La Cour de Cassation applique ce principe à des jours de congés payés supplémentaires accordés aux seuls salariés cadres.
Dans l'affaire jugée en 2008, l'avantage objet du litige résultait d'une décision unilatérale de l'employeur ; dans la présente espèce, il est prévu par un accord collectif conclu au niveau de l'entreprise. Mais la même solution devrait s'appliquer pour un accord collectif de branche.
La Chambre sociale de la Cour de Cassation semble donc interdire et sanctionner la fixation d'avantages en fonction des seules catégories professionnelles (ouvriers, employés, techniciens et agents de maîtrise ou cadres). Cette pratique est pourtant répandue dans les entreprises et les conventions collectives elle-mêmes instituent très souvent ce type de différentiation catégorielle dans de nombreux domaines : éléments de rémunération, prévoyance, durée du travail, congés-payés, indemnisation de la maladie, du licenciement, retraite...

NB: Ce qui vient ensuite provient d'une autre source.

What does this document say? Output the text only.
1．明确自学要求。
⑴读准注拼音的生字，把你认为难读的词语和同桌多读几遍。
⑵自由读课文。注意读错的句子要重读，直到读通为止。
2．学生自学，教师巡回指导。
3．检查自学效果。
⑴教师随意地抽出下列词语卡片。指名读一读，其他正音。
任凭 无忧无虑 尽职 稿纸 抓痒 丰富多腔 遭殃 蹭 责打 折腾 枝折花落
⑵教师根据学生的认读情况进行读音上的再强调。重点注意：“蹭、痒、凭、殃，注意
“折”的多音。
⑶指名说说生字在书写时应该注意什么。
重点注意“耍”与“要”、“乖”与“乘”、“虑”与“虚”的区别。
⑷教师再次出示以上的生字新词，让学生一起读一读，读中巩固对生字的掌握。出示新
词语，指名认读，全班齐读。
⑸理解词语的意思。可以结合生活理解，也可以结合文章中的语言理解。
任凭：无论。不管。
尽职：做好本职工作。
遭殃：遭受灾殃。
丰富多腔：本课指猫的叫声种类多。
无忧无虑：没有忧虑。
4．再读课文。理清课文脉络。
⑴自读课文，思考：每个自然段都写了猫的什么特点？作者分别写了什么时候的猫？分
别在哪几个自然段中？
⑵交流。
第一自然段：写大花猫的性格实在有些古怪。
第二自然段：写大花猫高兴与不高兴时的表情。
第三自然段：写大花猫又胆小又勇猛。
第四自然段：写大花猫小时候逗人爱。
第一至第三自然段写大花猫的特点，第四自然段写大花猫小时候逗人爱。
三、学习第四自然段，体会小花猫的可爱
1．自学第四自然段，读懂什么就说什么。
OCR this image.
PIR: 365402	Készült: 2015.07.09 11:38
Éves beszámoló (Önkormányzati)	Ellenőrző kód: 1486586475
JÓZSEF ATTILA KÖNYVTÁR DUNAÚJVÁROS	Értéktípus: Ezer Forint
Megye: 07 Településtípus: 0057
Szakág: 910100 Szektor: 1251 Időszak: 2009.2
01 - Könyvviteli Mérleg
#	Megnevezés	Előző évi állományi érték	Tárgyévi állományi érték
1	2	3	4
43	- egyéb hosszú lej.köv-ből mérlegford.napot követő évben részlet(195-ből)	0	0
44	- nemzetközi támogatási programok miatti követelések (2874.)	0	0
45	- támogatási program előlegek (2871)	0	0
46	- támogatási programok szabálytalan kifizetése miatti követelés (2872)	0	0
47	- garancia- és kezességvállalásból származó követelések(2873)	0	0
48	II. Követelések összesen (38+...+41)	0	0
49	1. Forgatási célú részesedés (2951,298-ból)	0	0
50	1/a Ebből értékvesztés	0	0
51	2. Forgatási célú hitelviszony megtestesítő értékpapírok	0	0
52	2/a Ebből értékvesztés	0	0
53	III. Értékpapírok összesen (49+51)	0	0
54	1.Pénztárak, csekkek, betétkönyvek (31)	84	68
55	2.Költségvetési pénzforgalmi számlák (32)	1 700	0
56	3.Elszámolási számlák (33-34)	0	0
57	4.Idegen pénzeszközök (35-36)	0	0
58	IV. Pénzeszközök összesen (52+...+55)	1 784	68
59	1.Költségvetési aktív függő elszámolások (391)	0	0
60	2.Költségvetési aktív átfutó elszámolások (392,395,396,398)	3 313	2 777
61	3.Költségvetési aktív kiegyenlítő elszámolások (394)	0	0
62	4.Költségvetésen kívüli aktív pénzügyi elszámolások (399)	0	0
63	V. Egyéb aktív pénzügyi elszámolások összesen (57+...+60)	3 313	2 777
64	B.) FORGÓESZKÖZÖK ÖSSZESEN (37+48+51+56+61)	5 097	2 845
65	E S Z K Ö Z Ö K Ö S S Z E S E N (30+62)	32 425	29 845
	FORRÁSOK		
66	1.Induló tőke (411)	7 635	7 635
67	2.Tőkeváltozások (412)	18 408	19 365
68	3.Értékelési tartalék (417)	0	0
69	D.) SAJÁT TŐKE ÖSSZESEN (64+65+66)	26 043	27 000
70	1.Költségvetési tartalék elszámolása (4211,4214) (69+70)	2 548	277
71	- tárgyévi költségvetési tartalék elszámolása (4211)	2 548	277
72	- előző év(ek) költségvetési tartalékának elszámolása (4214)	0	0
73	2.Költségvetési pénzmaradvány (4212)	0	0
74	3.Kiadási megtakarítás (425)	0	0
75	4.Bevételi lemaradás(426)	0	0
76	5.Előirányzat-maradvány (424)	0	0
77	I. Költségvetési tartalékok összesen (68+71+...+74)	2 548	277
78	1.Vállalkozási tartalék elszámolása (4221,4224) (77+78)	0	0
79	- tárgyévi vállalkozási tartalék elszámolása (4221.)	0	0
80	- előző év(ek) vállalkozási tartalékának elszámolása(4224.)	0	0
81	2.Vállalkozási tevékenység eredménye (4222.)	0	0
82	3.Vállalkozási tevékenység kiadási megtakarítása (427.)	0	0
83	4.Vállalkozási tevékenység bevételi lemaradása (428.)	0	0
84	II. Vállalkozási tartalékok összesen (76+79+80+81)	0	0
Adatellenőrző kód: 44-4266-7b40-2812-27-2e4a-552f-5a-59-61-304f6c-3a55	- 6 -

En exigeant désormais que ces différences de traitement soient justifiées par des raisons objectives et pertinentes, la jurisprudence vient brouiller les carte. Les décisions citées ne semble concerner que les éléments liés à l'exécution du contrat de travail pendant une même période de temps, mais ne peut on pas l'étendre aux indemnités de licenciement versées à des salariés de al même entreprise visés par un plan de sauvegarde, mais calculées selon des modalités moins favorables selon qu'ils sont cadre ou non cadre ? En quoi un licenciement justifierait un mode de calcul plus favorable selon que l'on est cadre ou non alors que les éléments de rémunération sont déjà différenciés...
Afin d'éviter une multiplication des contentieux, la doctrine envisage déjà que les partenaires sociaux pourraient donc être amenés à abandonner le critère de classification, trop général et peu pertinent, pour justifier une différence de traitement. Ils pourraient plutôt tenir compte de critères fondés sur les conditions de travail des salariés.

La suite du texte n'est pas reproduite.